Note the explanation of the book’s title
given on p.3-4: the hammer is not a sledgehammer
smashing idols; it is more like a piano-tuner’s
hammer, tapping the idols to see whether or not
they are hollow.
1. Nietzsche criticizes philosophers who distrust the senses and talk about a 'true world'
behind or beyond illusory appearances. Do you think this applies to any of the
philosophers we have read? What do you think of Nietzsche's critique?

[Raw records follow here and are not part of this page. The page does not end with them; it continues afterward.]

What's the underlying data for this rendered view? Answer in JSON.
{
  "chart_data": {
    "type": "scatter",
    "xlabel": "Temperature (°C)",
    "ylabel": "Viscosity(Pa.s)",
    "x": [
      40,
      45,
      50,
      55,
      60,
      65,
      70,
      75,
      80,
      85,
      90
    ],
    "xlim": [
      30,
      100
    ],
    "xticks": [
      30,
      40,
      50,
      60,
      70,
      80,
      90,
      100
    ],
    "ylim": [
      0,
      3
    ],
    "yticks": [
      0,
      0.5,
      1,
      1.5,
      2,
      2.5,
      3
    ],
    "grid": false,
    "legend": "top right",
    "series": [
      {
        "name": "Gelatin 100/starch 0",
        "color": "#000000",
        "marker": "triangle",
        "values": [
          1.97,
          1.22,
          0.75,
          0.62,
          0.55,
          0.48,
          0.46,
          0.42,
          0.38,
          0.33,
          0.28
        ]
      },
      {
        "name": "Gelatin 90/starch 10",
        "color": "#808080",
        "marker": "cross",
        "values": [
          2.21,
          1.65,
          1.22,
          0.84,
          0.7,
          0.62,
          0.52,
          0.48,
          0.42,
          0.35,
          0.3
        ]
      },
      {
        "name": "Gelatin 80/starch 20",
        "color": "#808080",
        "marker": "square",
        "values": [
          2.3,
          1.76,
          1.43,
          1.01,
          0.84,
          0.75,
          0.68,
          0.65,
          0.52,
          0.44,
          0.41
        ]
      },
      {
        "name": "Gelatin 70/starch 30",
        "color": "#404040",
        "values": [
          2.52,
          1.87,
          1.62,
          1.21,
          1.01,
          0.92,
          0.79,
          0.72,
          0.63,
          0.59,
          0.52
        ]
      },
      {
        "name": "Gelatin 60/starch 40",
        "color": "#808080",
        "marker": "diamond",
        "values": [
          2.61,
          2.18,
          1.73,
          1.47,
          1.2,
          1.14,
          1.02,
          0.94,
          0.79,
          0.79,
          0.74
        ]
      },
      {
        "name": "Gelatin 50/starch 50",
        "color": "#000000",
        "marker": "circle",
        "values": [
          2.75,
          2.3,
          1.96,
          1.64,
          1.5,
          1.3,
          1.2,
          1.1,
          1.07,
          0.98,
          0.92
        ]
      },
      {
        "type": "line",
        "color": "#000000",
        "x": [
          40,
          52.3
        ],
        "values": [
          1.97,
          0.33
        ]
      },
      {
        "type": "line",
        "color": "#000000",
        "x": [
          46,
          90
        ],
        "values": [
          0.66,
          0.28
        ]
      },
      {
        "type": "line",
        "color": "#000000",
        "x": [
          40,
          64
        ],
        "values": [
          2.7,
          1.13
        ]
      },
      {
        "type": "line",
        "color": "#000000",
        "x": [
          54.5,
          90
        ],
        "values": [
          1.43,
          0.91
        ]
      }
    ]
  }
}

2. What does Nietzsche mean by calling morality "anti-nature"? What kind of morality is
he talking about? According to Nietzsche values are the products of (and thus can be
interpreted as symptoms of) various kinds of life. What sort of life produces Christian
(“anti-natural”) morality?
3. Nietzsche distinguishes ‘healthy morality’ from ‘anti-natural morality’, saying that the
former serves life’s instincts and the latter condemns them. What would you put on a
list of ‘instincts of life’? Is it fair to say that traditional or conventional morality
condemns those instincts?
4.
According to Nietzsche, why have "errors" been "useful" to human beings? What
functions do "errors" serve"?
5. What is Nietzsche seeking to convey when his character of the madman says that "God
is dead" and "we have killed him"? when he says that "there never was a greater event
- and on that account of it, all who are born after us belong to a higher history than any
in history hitherto"?
6. Why does Nietzche condemn Christian morality as "hostile to life"?
7. What does Nietzsche mean when he recommends that the philosopher "take his stand
beyond good and evil and leave the illusion of moral judgment beneath himself"?
8. Explain the will to power. How does it operate in slave morality? In master morality?
9. Explain perspectivism. How is it important to Nietzsche's philosophy?